Launched on August 20, 1977, it moved on an arcing trajectory past the orbit of Mars, through the asteroid belt, to approach the Jupiter system and thread its way past the planet and among its fourteen or so moons. Voyager’s passage by Jupiter accelerated it towards a close encounter with Saturn. Saturn’s gravity will propel it on to Uranus. After Uranus it will plunge on past Neptune, leaving the solar system, becoming an interstellar spacecraft, fated to roam forever the great ocean between the stars.

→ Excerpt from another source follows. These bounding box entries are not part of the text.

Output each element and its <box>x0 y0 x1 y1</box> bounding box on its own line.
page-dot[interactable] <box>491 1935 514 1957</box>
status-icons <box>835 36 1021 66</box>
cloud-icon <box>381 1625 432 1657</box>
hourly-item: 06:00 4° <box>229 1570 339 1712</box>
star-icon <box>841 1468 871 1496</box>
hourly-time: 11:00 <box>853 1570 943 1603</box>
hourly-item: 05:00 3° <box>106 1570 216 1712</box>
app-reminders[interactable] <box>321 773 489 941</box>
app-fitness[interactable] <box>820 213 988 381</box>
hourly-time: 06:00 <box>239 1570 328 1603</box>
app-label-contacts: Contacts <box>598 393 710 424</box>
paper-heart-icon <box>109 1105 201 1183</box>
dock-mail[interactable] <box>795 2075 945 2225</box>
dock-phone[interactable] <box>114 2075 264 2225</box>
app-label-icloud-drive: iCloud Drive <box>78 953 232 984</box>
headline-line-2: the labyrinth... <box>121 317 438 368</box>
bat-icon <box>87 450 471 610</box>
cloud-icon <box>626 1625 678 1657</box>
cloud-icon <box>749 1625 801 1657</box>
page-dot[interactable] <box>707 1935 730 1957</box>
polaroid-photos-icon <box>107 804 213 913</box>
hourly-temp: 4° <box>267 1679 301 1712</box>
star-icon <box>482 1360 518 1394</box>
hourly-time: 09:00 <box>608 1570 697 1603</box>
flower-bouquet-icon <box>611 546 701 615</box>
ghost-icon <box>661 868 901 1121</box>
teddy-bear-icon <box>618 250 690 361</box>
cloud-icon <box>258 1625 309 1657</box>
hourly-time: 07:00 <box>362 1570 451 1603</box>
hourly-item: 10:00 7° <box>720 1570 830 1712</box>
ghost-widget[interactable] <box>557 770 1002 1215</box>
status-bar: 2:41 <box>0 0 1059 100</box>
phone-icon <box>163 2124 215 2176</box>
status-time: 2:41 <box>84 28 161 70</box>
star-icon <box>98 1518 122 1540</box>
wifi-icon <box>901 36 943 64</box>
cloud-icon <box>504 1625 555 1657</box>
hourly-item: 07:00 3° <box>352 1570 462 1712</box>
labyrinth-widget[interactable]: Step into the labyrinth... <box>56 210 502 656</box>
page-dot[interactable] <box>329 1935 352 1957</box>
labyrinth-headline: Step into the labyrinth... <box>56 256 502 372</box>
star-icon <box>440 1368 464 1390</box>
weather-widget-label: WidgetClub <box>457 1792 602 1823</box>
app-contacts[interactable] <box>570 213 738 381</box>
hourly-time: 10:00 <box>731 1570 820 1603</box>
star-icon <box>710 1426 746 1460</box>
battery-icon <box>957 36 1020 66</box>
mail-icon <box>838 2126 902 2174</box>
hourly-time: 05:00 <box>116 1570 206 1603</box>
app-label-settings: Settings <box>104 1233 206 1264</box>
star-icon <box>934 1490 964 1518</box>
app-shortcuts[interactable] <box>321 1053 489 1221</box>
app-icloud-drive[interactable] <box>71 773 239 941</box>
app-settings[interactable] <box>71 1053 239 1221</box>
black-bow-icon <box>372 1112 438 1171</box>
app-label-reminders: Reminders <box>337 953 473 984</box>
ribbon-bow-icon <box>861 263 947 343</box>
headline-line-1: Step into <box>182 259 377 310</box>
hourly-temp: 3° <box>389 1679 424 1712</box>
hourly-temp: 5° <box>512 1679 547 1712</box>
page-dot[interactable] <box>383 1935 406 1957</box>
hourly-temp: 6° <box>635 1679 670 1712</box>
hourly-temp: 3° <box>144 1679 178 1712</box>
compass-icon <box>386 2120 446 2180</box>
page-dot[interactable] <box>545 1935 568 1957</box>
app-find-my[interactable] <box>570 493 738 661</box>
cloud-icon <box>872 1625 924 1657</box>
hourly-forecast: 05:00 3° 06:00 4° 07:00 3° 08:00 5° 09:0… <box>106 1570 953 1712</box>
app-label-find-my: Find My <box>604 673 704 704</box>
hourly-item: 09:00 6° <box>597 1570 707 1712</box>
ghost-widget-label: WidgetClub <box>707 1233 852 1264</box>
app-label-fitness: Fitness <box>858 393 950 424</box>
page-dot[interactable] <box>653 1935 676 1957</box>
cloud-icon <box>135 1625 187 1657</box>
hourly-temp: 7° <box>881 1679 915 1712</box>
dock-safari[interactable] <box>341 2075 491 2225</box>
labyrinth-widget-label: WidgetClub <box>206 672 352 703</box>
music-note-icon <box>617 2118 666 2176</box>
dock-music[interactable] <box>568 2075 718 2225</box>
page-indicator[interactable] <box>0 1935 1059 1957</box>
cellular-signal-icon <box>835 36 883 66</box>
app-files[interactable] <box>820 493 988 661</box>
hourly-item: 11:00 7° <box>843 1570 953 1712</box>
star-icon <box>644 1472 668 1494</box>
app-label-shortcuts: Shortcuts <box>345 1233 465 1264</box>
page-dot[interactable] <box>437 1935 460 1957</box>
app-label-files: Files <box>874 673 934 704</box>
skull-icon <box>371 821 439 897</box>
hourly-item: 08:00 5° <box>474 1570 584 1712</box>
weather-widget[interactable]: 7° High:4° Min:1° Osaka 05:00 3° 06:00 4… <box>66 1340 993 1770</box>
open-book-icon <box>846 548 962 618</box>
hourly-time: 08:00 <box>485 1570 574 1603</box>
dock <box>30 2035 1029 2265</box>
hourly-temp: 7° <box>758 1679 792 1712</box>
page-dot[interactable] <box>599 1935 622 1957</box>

These voyages of exploration and discovery are the latest in a long series that have characterized and distinguished human history. In the fifteenth and sixteenth centuries you could travel from Spain to the Azores in a few days, the same time it takes us now to cross the channel from the Earth to the Moon. It took then a few months to traverse the Atlantic Ocean and reach what was called the New World, the Americas. Today it takes a few months to cross the ocean of the inner solar system and make planet-fall on Mars or Venus, which are truly and literally now worlds awaiting us. In the seventeenth and eighteenth centuries you could travel from Holland to China in a year or two, the time it has taken Voyager to travel from Earth to Jupiter.* The annual costs were, relatively, more then than now, but in both cases less than 1 percent of the appropriate Gross National Product. Our present spaceships, with their robot crews, are the harbingers, the vanguards of future human expeditions to the planets. We have traveled this way before.